With the development of on-line communications, the far-right gained increased connectivity, access to resources and more platforms on which and from which to cause harm. 

To determine the importance of the threat at any given time has been a challenge.

For all Australians concerned with understanding where we are in 2022, Lydia Khalil, Research Fellow at the Lowy institute and Associate Research Fellow at Deakin University, has performed an important service with her Rise of the Extreme Right: The new global extremism and the threat to democracy.

With tremendous skill, she has produced a clarion call for attention to be paid to a problem she correctly views as serious, growing and global.

Right-wing extremism in Australia is given both a global and domestic context, amidst a passionate call for us all to pay attention to the factors which give fuel and encouragement to promoters of malicious ideologies.

She begins and ends with discussions of the ways governments have mishandled the problem, noting a failure to recognise where extremist views leach into the mainstream, the violent intent and means of these groups, and their transnational nature. 

Khalil brings together personal testimonies, primary source material and her own analysis to find both common features and unique elements in extremist groups in Europe, the Americas, Australia and Asia.

There is only a little historical context, but that does not detract from the book’s presentation of the “globalised extreme right”, “the Great Replacement” ideology and its parallels in Asia, or the concise but information-packed section on online extremism.

Each chapter canvasses concerns and challenges, with the latter sections discussing the impact of government public health measures as responses to COVID-19, and the threat to liberal democracy whenever right-wing extremism is not appropriately identified and combatted.
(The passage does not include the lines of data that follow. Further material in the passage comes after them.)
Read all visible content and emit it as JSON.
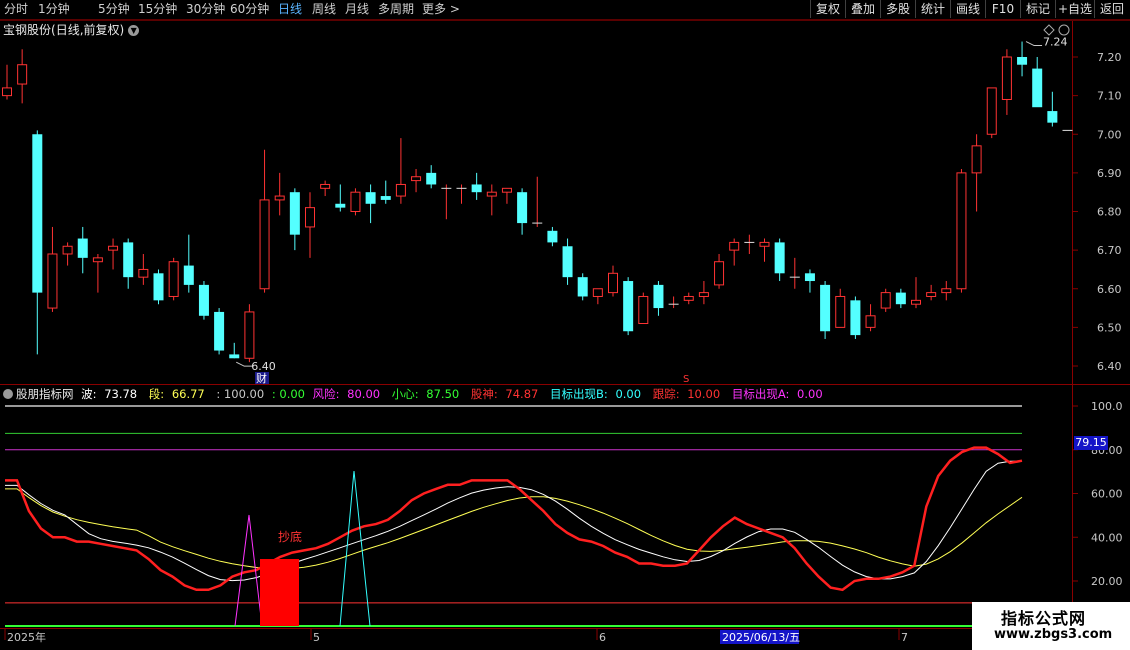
{
  "toolbar": {
    "periods": [
      "分时",
      "1分钟",
      "5分钟",
      "15分钟",
      "30分钟",
      "60分钟",
      "日线",
      "周线",
      "月线",
      "多周期",
      "更多 >"
    ],
    "active_period": "日线",
    "right_buttons": [
      "复权",
      "叠加",
      "多股",
      "统计",
      "画线",
      "F10",
      "标记",
      "+自选",
      "返回"
    ]
  },
  "stock": {
    "name": "宝钢股份",
    "mode": "(日线,前复权)",
    "high_label": "7.24",
    "low_label": "6.40",
    "marker_cai": "财",
    "marker_s": "S"
  },
  "price_axis": [
    "7.20",
    "7.10",
    "7.00",
    "6.90",
    "6.80",
    "6.70",
    "6.60",
    "6.50",
    "6.40"
  ],
  "indicator": {
    "name": "股朋指标网",
    "values": [
      {
        "label": "波:",
        "value": "73.78",
        "color": "#ffffff"
      },
      {
        "label": "段:",
        "value": "66.77",
        "color": "#ffff55"
      },
      {
        "label": "",
        "value": ": 100.00",
        "color": "#c8c8c8"
      },
      {
        "label": "",
        "value": ": 0.00",
        "color": "#33ff33"
      },
      {
        "label": "风险:",
        "value": "80.00",
        "color": "#ff33ff"
      },
      {
        "label": "小心:",
        "value": "87.50",
        "color": "#33ff33"
      },
      {
        "label": "股神:",
        "value": "74.87",
        "color": "#ff3333"
      },
      {
        "label": "目标出现B:",
        "value": "0.00",
        "color": "#33ffff"
      },
      {
        "label": "跟踪:",
        "value": "10.00",
        "color": "#ff3333"
      },
      {
        "label": "目标出现A:",
        "value": "0.00",
        "color": "#ff33ff"
      }
    ],
    "signal_text": "抄底",
    "current_value": "79.15",
    "axis": [
      "100.0",
      "80.00",
      "60.00",
      "40.00",
      "20.00"
    ]
  },
  "date_axis": {
    "labels": [
      "2025年",
      "5",
      "6",
      "7"
    ],
    "cursor_date": "2025/06/13/五"
  },
  "watermark": {
    "line1": "指标公式网",
    "line2": "www.zbgs3.com"
  },
  "colors": {
    "up": "#ff3333",
    "down": "#54ffff",
    "background": "#000000",
    "active_tab": "#5ab4ff"
  },
  "candles": [
    {
      "o": 7.1,
      "h": 7.18,
      "l": 7.09,
      "c": 7.12
    },
    {
      "o": 7.13,
      "h": 7.22,
      "l": 7.08,
      "c": 7.18
    },
    {
      "o": 7.0,
      "h": 7.01,
      "l": 6.43,
      "c": 6.59
    },
    {
      "o": 6.55,
      "h": 6.76,
      "l": 6.54,
      "c": 6.69
    },
    {
      "o": 6.69,
      "h": 6.72,
      "l": 6.66,
      "c": 6.71
    },
    {
      "o": 6.73,
      "h": 6.76,
      "l": 6.64,
      "c": 6.68
    },
    {
      "o": 6.67,
      "h": 6.69,
      "l": 6.59,
      "c": 6.68
    },
    {
      "o": 6.7,
      "h": 6.73,
      "l": 6.65,
      "c": 6.71
    },
    {
      "o": 6.72,
      "h": 6.73,
      "l": 6.6,
      "c": 6.63
    },
    {
      "o": 6.63,
      "h": 6.69,
      "l": 6.61,
      "c": 6.65
    },
    {
      "o": 6.64,
      "h": 6.65,
      "l": 6.56,
      "c": 6.57
    },
    {
      "o": 6.58,
      "h": 6.68,
      "l": 6.57,
      "c": 6.67
    },
    {
      "o": 6.66,
      "h": 6.74,
      "l": 6.59,
      "c": 6.61
    },
    {
      "o": 6.61,
      "h": 6.62,
      "l": 6.52,
      "c": 6.53
    },
    {
      "o": 6.54,
      "h": 6.55,
      "l": 6.43,
      "c": 6.44
    },
    {
      "o": 6.43,
      "h": 6.46,
      "l": 6.42,
      "c": 6.42
    },
    {
      "o": 6.42,
      "h": 6.56,
      "l": 6.41,
      "c": 6.54
    },
    {
      "o": 6.6,
      "h": 6.96,
      "l": 6.59,
      "c": 6.83
    },
    {
      "o": 6.83,
      "h": 6.9,
      "l": 6.79,
      "c": 6.84
    },
    {
      "o": 6.85,
      "h": 6.86,
      "l": 6.7,
      "c": 6.74
    },
    {
      "o": 6.76,
      "h": 6.85,
      "l": 6.68,
      "c": 6.81
    },
    {
      "o": 6.86,
      "h": 6.88,
      "l": 6.84,
      "c": 6.87
    },
    {
      "o": 6.82,
      "h": 6.87,
      "l": 6.8,
      "c": 6.81
    },
    {
      "o": 6.8,
      "h": 6.86,
      "l": 6.79,
      "c": 6.85
    },
    {
      "o": 6.85,
      "h": 6.87,
      "l": 6.77,
      "c": 6.82
    },
    {
      "o": 6.84,
      "h": 6.88,
      "l": 6.82,
      "c": 6.83
    },
    {
      "o": 6.84,
      "h": 6.99,
      "l": 6.82,
      "c": 6.87
    },
    {
      "o": 6.88,
      "h": 6.91,
      "l": 6.85,
      "c": 6.89
    },
    {
      "o": 6.9,
      "h": 6.92,
      "l": 6.86,
      "c": 6.87
    },
    {
      "o": 6.86,
      "h": 6.87,
      "l": 6.78,
      "c": 6.86
    },
    {
      "o": 6.86,
      "h": 6.87,
      "l": 6.82,
      "c": 6.86
    },
    {
      "o": 6.87,
      "h": 6.9,
      "l": 6.83,
      "c": 6.85
    },
    {
      "o": 6.84,
      "h": 6.87,
      "l": 6.79,
      "c": 6.85
    },
    {
      "o": 6.85,
      "h": 6.86,
      "l": 6.82,
      "c": 6.86
    },
    {
      "o": 6.85,
      "h": 6.86,
      "l": 6.74,
      "c": 6.77
    },
    {
      "o": 6.77,
      "h": 6.89,
      "l": 6.76,
      "c": 6.77
    },
    {
      "o": 6.75,
      "h": 6.76,
      "l": 6.71,
      "c": 6.72
    },
    {
      "o": 6.71,
      "h": 6.73,
      "l": 6.61,
      "c": 6.63
    },
    {
      "o": 6.63,
      "h": 6.64,
      "l": 6.57,
      "c": 6.58
    },
    {
      "o": 6.58,
      "h": 6.6,
      "l": 6.56,
      "c": 6.6
    },
    {
      "o": 6.59,
      "h": 6.66,
      "l": 6.58,
      "c": 6.64
    },
    {
      "o": 6.62,
      "h": 6.63,
      "l": 6.48,
      "c": 6.49
    },
    {
      "o": 6.51,
      "h": 6.59,
      "l": 6.51,
      "c": 6.58
    },
    {
      "o": 6.61,
      "h": 6.62,
      "l": 6.53,
      "c": 6.55
    },
    {
      "o": 6.56,
      "h": 6.58,
      "l": 6.55,
      "c": 6.56
    },
    {
      "o": 6.57,
      "h": 6.59,
      "l": 6.56,
      "c": 6.58
    },
    {
      "o": 6.58,
      "h": 6.62,
      "l": 6.56,
      "c": 6.59
    },
    {
      "o": 6.61,
      "h": 6.69,
      "l": 6.6,
      "c": 6.67
    },
    {
      "o": 6.7,
      "h": 6.73,
      "l": 6.66,
      "c": 6.72
    },
    {
      "o": 6.72,
      "h": 6.74,
      "l": 6.69,
      "c": 6.72
    },
    {
      "o": 6.71,
      "h": 6.73,
      "l": 6.67,
      "c": 6.72
    },
    {
      "o": 6.72,
      "h": 6.73,
      "l": 6.62,
      "c": 6.64
    },
    {
      "o": 6.63,
      "h": 6.68,
      "l": 6.6,
      "c": 6.63
    },
    {
      "o": 6.64,
      "h": 6.65,
      "l": 6.59,
      "c": 6.62
    },
    {
      "o": 6.61,
      "h": 6.62,
      "l": 6.47,
      "c": 6.49
    },
    {
      "o": 6.5,
      "h": 6.6,
      "l": 6.5,
      "c": 6.58
    },
    {
      "o": 6.57,
      "h": 6.58,
      "l": 6.47,
      "c": 6.48
    },
    {
      "o": 6.5,
      "h": 6.56,
      "l": 6.49,
      "c": 6.53
    },
    {
      "o": 6.55,
      "h": 6.6,
      "l": 6.54,
      "c": 6.59
    },
    {
      "o": 6.59,
      "h": 6.6,
      "l": 6.55,
      "c": 6.56
    },
    {
      "o": 6.56,
      "h": 6.63,
      "l": 6.55,
      "c": 6.57
    },
    {
      "o": 6.58,
      "h": 6.61,
      "l": 6.57,
      "c": 6.59
    },
    {
      "o": 6.59,
      "h": 6.62,
      "l": 6.57,
      "c": 6.6
    },
    {
      "o": 6.6,
      "h": 6.91,
      "l": 6.59,
      "c": 6.9
    },
    {
      "o": 6.9,
      "h": 7.0,
      "l": 6.8,
      "c": 6.97
    },
    {
      "o": 7.0,
      "h": 7.12,
      "l": 6.99,
      "c": 7.12
    },
    {
      "o": 7.09,
      "h": 7.22,
      "l": 7.05,
      "c": 7.2
    },
    {
      "o": 7.2,
      "h": 7.24,
      "l": 7.15,
      "c": 7.18
    },
    {
      "o": 7.17,
      "h": 7.2,
      "l": 7.09,
      "c": 7.07
    },
    {
      "o": 7.06,
      "h": 7.11,
      "l": 7.02,
      "c": 7.03
    },
    {
      "o": 7.01,
      "h": 7.01,
      "l": 7.01,
      "c": 7.01
    }
  ],
  "series_points": {
    "risk": 80,
    "caution": 87.5,
    "top_line": 100,
    "track": 10,
    "gushen": [
      66,
      66,
      52,
      44,
      40,
      40,
      38,
      38,
      37,
      36,
      35,
      34,
      30,
      25,
      22,
      18,
      16,
      16,
      18,
      22,
      24,
      25,
      28,
      31,
      33,
      34,
      35,
      37,
      40,
      43,
      45,
      46,
      48,
      52,
      57,
      60,
      62,
      64,
      64,
      66,
      66,
      66,
      66,
      62,
      57,
      52,
      46,
      42,
      39,
      38,
      36,
      33,
      31,
      28,
      28,
      27,
      27,
      28,
      34,
      40,
      45,
      49,
      46,
      44,
      42,
      40,
      35,
      28,
      22,
      17,
      16,
      20,
      21,
      21,
      22,
      24,
      27,
      54,
      68,
      75,
      79,
      81,
      81,
      78,
      74,
      75
    ]
  }
}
As the writer acknowledges, there are extremist threats from a variety of sources and concern with far-right extremism should not be at the expense of defending liberal democracy from other forms of assault – with justifiable concern about violent Islamist terrorism such as that of al-Qaeda, Iranian state-sponsored terrorism by groups such as Hezbollah and manifestations of left-wing political violence.

Yet this book presents a very compelling argument for Australians, and policy makers broadly, to treat far right-wing extremism more seriously that they currently are.